ONORATO: Marketing a tragedy

The 2013 season of the Boston Red Sox appeared to come straight out of Hollywood; A band of bearded brothers overcomes the odds to become just the second team in history to go from worst to first in the majors. But what’s more, they did it all in a year when their city had sunk to its lowest depths. Just six months after the Boston Marathon bombings, the Red Sox became World Series champions, chanting “Boston Strong” all the way.

The Red Sox are just one example in recent memory of a professional sports team becoming a beacon of hope in the wake of some tragic event in its city. There were the Yankees and Mets of 2001 post 9/11 and the New Orleans Saints in the aftermath of Hurricane Katrina. And now, the Boston-strong Red Sox have become the newest example of a team taking on the identity of a city and its people in the midst of hardship.

As a believer in the power of sports to unite us and teach us lessons beyond the game, I have always taken for granted how professional sports teams should serve this function for a city on the mend. But should this be the case? After all, a professional baseball team is a franchise, a corporation designed to turn a profit. As such, how acceptable is it for a team, whose primary motivation is to make monetary gains, to re-appropriate a tragedy?

In the Red Sox’s case, this re-appropriation has taken many forms, from selling slogan-bearing merchandise to decorating the Green Monster with what the Boston Globe’s Ben Zimmer termed the city’s “post-disaster brand.” The line is thin between rallying a city behind the united idea that “Boston Strong” conveys, and using this slogan as a clever, timely and emotionally salient marketing strategy.

The Boston Red Sox organization has certainly benefited from its connection with the “Boston Strong” slogan and idea, however unquantifiable that benefit might be.

The organization has also made a point to actively contribute to the cause that they have championed. A week after the April bombings, the Red Sox donated $100,000 to the One Fund, a fund set up to benefit the victims of the marathon tragedy. Additionally, proceeds from much of the merchandise sold also contribute to the One Fund, but the Red Sox still received considerable brand recognition.

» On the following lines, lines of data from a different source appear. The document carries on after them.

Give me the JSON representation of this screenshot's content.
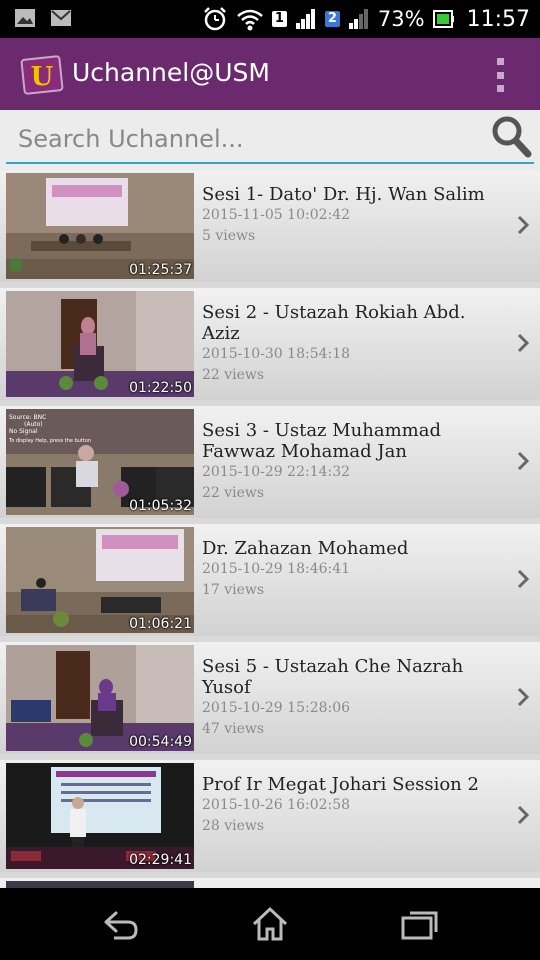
{
  "status_bar": {
    "left_icons": [
      "image-icon",
      "mail-icon"
    ],
    "sim1": "1",
    "sim2": "2",
    "battery": "73%",
    "time": "11:57"
  },
  "app_bar": {
    "logo_letter": "U",
    "title": "Uchannel@USM",
    "overflow_icon": "overflow-menu-icon"
  },
  "search": {
    "placeholder": "Search Uchannel...",
    "icon": "search-icon"
  },
  "videos": [
    {
      "title": "Sesi 1- Dato' Dr. Hj. Wan Salim",
      "date": "2015-11-05 10:02:42",
      "views": "5 views",
      "duration": "01:25:37"
    },
    {
      "title": "Sesi 2 - Ustazah Rokiah Abd. Aziz",
      "date": "2015-10-30 18:54:18",
      "views": "22 views",
      "duration": "01:22:50"
    },
    {
      "title": "Sesi 3 - Ustaz Muhammad Fawwaz Mohamad Jan",
      "date": "2015-10-29 22:14:32",
      "views": "22 views",
      "duration": "01:05:32",
      "overlay_text": [
        "Source: BNC",
        "(Auto)",
        "No Signal",
        "To display Help, press the button"
      ]
    },
    {
      "title": "Dr. Zahazan Mohamed",
      "date": "2015-10-29 18:46:41",
      "views": "17 views",
      "duration": "01:06:21"
    },
    {
      "title": "Sesi 5 - Ustazah Che Nazrah Yusof",
      "date": "2015-10-29 15:28:06",
      "views": "47 views",
      "duration": "00:54:49"
    },
    {
      "title": "Prof Ir Megat Johari Session 2",
      "date": "2015-10-26 16:02:58",
      "views": "28 views",
      "duration": "02:29:41"
    }
  ],
  "nav_bar": {
    "icons": [
      "back-icon",
      "home-icon",
      "recent-apps-icon"
    ]
  },
  "colors": {
    "app_bar": "#6b2a6d",
    "search_underline": "#33a6cc"
  }
}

Major League Baseball and several other organizations matched these contributions, and donations to the One Fund have continued to pour in. However, it should be noted that the Red Sox’s lowest salaried player in the 2013 season, Will Middlebrooks, made five times the amount the Red Sox initially donated. It was only three months later that they signed Sox second baseman Dustin Pedroia to a staggering eight-year, $110 million dollar contract. There is no question that the intentions and the impact of the One Fund donation were both positive, but looking at it in context reminds us that, all else considered, the Red Sox remain a franchise designed to turn a profit.

There is perhaps no way to parse out marketing from community outreach in the case of professional sports. After all, brand management and promotion will always occur, whether by design or simply as a natural consequence of the outreach effort. But does that really matter?

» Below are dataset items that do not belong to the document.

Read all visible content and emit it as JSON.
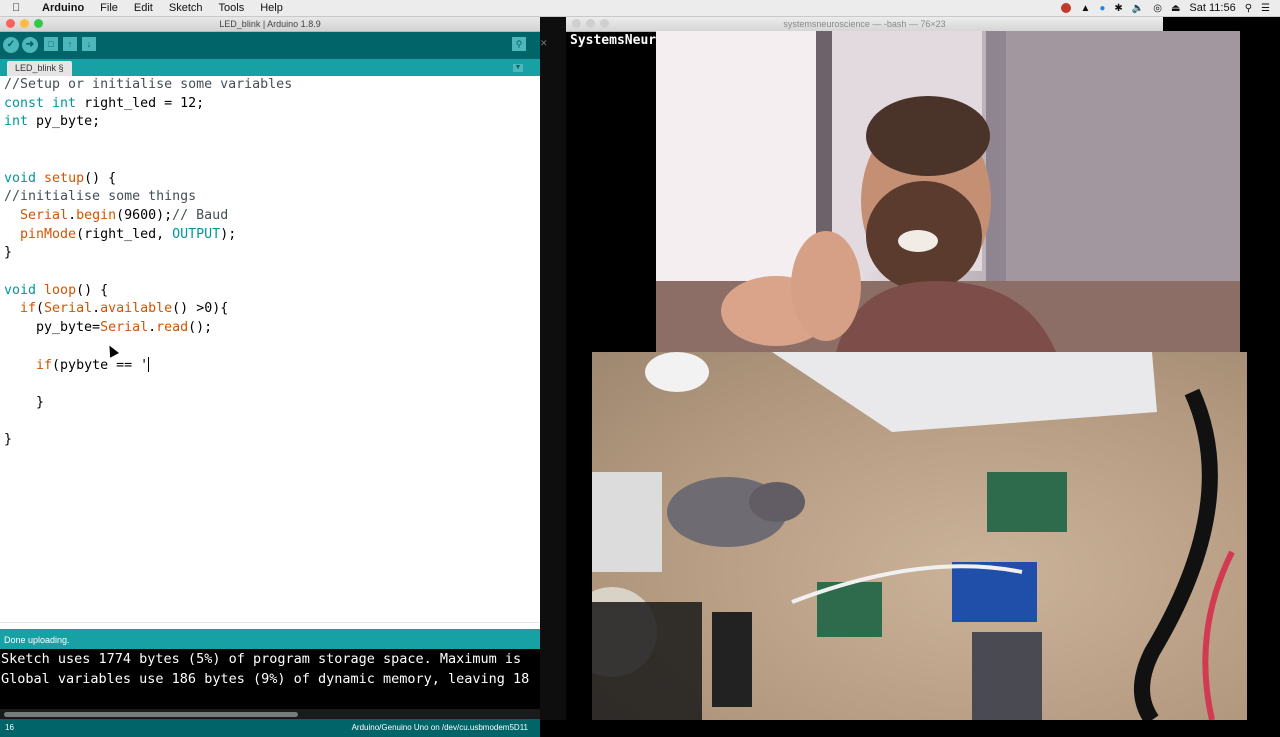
{
  "menubar": {
    "app": "Arduino",
    "items": [
      "File",
      "Edit",
      "Sketch",
      "Tools",
      "Help"
    ],
    "clock": "Sat 11:56"
  },
  "arduino": {
    "window_title": "LED_blink | Arduino 1.8.9",
    "tab": "LED_blink §",
    "code": [
      [
        {
          "t": "//Setup or initialise some variables",
          "c": "cm"
        }
      ],
      [
        {
          "t": "const int",
          "c": "kw"
        },
        {
          "t": " right_led = 12;",
          "c": ""
        }
      ],
      [
        {
          "t": "int",
          "c": "kw"
        },
        {
          "t": " py_byte;",
          "c": ""
        }
      ],
      [],
      [],
      [
        {
          "t": "void",
          "c": "kw"
        },
        {
          "t": " ",
          "c": ""
        },
        {
          "t": "setup",
          "c": "fn"
        },
        {
          "t": "() {",
          "c": ""
        }
      ],
      [
        {
          "t": "//initialise some things",
          "c": "cm"
        }
      ],
      [
        {
          "t": "  ",
          "c": ""
        },
        {
          "t": "Serial",
          "c": "fn"
        },
        {
          "t": ".",
          "c": ""
        },
        {
          "t": "begin",
          "c": "fn"
        },
        {
          "t": "(9600);",
          "c": ""
        },
        {
          "t": "// Baud",
          "c": "cm"
        }
      ],
      [
        {
          "t": "  ",
          "c": ""
        },
        {
          "t": "pinMode",
          "c": "fn"
        },
        {
          "t": "(right_led, ",
          "c": ""
        },
        {
          "t": "OUTPUT",
          "c": "kw"
        },
        {
          "t": ");",
          "c": ""
        }
      ],
      [
        {
          "t": "}",
          "c": ""
        }
      ],
      [],
      [
        {
          "t": "void",
          "c": "kw"
        },
        {
          "t": " ",
          "c": ""
        },
        {
          "t": "loop",
          "c": "fn"
        },
        {
          "t": "() {",
          "c": ""
        }
      ],
      [
        {
          "t": "  ",
          "c": ""
        },
        {
          "t": "if",
          "c": "fn"
        },
        {
          "t": "(",
          "c": ""
        },
        {
          "t": "Serial",
          "c": "fn"
        },
        {
          "t": ".",
          "c": ""
        },
        {
          "t": "available",
          "c": "fn"
        },
        {
          "t": "() >0){",
          "c": ""
        }
      ],
      [
        {
          "t": "    py_byte=",
          "c": ""
        },
        {
          "t": "Serial",
          "c": "fn"
        },
        {
          "t": ".",
          "c": ""
        },
        {
          "t": "read",
          "c": "fn"
        },
        {
          "t": "();",
          "c": ""
        }
      ],
      [],
      [
        {
          "t": "    ",
          "c": ""
        },
        {
          "t": "if",
          "c": "fn"
        },
        {
          "t": "(pybyte == '",
          "c": ""
        },
        {
          "t": "",
          "c": "cursor"
        }
      ],
      [],
      [
        {
          "t": "    }",
          "c": ""
        }
      ],
      [],
      [
        {
          "t": "}",
          "c": ""
        }
      ]
    ],
    "status": "Done uploading.",
    "console": [
      "Sketch uses 1774 bytes (5%) of program storage space. Maximum is",
      "Global variables use 186 bytes (9%) of dynamic memory, leaving 18"
    ],
    "line_number": "16",
    "board": "Arduino/Genuino Uno on /dev/cu.usbmodem5D11"
  },
  "terminal": {
    "title": "systemsneuroscience — -bash — 76×23",
    "text": "SystemsNeuro"
  },
  "colors": {
    "arduino_dark": "#006468",
    "arduino_teal": "#17a1a5",
    "keyword": "#00979c",
    "function": "#d35400"
  }
}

This is where my faith in sports steps in, convincing me that teams in a tragedy-stricken city come to represent more than their city in sport, but in spirit, heart, and resilience. It is less about the Red Sox, for example, rallying around the idea of Boston Strong, than it is about the people of Boston rallying around something — anything, really — together. Sports provide that sense of community, a focal point for a city when its world has been turned on its head.

Sports, after all, are nothing more than a narrative. For the Red Sox, this narrative took them from worst to first in the setting of a post-tragedy Boston. For the Saints, it was about rebuilding hope after Katrina, and for the Yankees, it was about making sense of the unbelievable in a post-9/11 world.

In all of these cases, the team has provided consistency, creating narratives of hope and resilience in the face of adversity. Instead of seeing each narrative as the response to a given tragedy, we should perhaps think about the tragedy as just another, equally important part of the narrative itself. “Boston Strong,” then, is also a part of the story, to be viewed less as re-appropriation and more as appreciation of the experiences of the city and its people.

When the duck boats stopped on Boylston Street during the World Series parade, the trophy was placed on the finish line of the Boston marathon. That moment, indisputably, was not about brand promotion, or profit margins, or any sort of re-appropriation of tragedy.

It was about endings, beginnings, and how the Red Sox helped us make sense of it all. It was about knowing where we are and from where we’ve come, and knowing that the bigger narrative of a city will continue on, strong.